De repente creí que todo era un sueño en el que, arbitrariamente, los tiempos y
los espacios se invierten caprichosamente y aun así, tienen lógica.

—No puedo más —aclaró—. No puedo más. Te quiero. Quiero estar a tu lado,
quiero estar en tu cama. No puedo más.

La garganta se me cerró, creo que me faltó el aire y antepuse mis manos,


como escudándome, porque no me atrevía a tocarla. La miré y sostuve mis ojos en los
suyos, axiomáticamente, haciendo un gesto de negación, de asombro, de
estupefacción. Algo me dio náuseas y algo me dio pena y quise golpearla, empujarla,
pero no pude. Ella se me quedó mirando como esperando un indulto, un milagro, algo
de mí que no le supe dar, porque no sabía qué darle, ni qué sentir, ni qué hacer.

Extendió su mano e intentó tocar mis pechos y al quitarle la mano con tanta
brusquedad, con tanto rencor futuro, con tanta quebrada devoción, tambaleándose, se
echó a llorar amargamente, con espasmos, con todo su cuerpo, apoyada en la pared.
Sus ojos lloraban la amistad y su alma y su cuerpo lloraban mi futura ausencia, mi
incomprensión. Me miró como un condenado ruega por su vida.

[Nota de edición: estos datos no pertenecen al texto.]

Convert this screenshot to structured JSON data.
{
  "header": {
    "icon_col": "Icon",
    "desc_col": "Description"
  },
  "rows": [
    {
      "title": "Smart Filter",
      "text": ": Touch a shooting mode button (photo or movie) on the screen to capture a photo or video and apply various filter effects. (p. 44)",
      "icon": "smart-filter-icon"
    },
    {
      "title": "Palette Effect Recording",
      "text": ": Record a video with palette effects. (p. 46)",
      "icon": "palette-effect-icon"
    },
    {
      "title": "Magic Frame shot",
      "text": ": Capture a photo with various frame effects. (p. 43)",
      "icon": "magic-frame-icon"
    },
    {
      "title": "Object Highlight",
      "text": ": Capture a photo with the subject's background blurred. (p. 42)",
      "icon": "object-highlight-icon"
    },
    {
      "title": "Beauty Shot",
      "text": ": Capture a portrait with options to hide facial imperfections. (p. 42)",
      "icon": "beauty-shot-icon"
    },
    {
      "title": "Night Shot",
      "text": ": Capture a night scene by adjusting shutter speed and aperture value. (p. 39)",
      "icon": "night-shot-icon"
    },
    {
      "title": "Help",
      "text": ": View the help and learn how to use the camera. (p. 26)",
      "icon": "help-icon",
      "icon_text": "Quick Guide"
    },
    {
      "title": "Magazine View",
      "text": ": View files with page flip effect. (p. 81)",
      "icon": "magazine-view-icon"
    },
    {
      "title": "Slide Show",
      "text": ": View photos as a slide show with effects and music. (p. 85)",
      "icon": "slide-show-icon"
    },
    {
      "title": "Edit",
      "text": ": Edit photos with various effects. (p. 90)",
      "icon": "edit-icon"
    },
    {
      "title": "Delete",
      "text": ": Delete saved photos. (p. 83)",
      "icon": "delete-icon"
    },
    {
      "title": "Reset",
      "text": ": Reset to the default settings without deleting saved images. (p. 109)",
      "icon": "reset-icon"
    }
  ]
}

No supe qué hacer, peor aún, no supe qué sentir. Nada adquiría su verdadera
forma, nada se arrojaba al cauce justo, nada cumplía su destino, nada era como debía
ser. El sudor frío que me corría por la frente me provocaba un raro temblor. Era un
funeral sin muertes, una pérdida sin serlo. Era el adiós a la amiga, como una muerte
sin serlo. No era un cuento con final abierto, ni un halago ni un honor ni una muerte ni
un desprecio. No era nada, pero era suficiente para partirme el alma en tantos
pedazos como los días compartidos.
Ella comenzó a apartarse de mí a los tumbos, un empobrecido Pierrot que se
llevaba a todos por delante, creo que las lágrimas le impedían ver y solo gritó un poco
cuando le arrojé los libros a los pies. Advertí que mis alumnos me miraban y aunque
un mareo, no sé, una bruma tangible me cegaba, caminé hasta el aula a tientas y
cerré la puerta. Apreté los dientes para no llorar, para no gritar, para no sentir asco,
furia o vergüenza. No era hipocresía, no era discriminación ni preconceptos viscosos,
era algo que yo no era capaz de albergar en mi corazón y me daba pavor. Me atreví a
mirarla, otra vez, escondida detrás de la persiana del aula, pero ella ya no estaba.

Y por mis tantas preguntas sin respuestas, porque era el peor de todos los
adioses del mudo, porque la quería y la aborrecía, porque me aborrecía, porque todo
me parecía una traición y algo dentro de mí me repugnaba y no podía perdonar, ni a
mí, ni a ella, suspendí la clase, me puse a Lope de Vega debajo del brazo y me fui,
temiendo qué sería de mí y de ella, la mañana después, cuando la vida se riera a
carcajadas de nuestra estúpida e ingenua versión de la felicidad.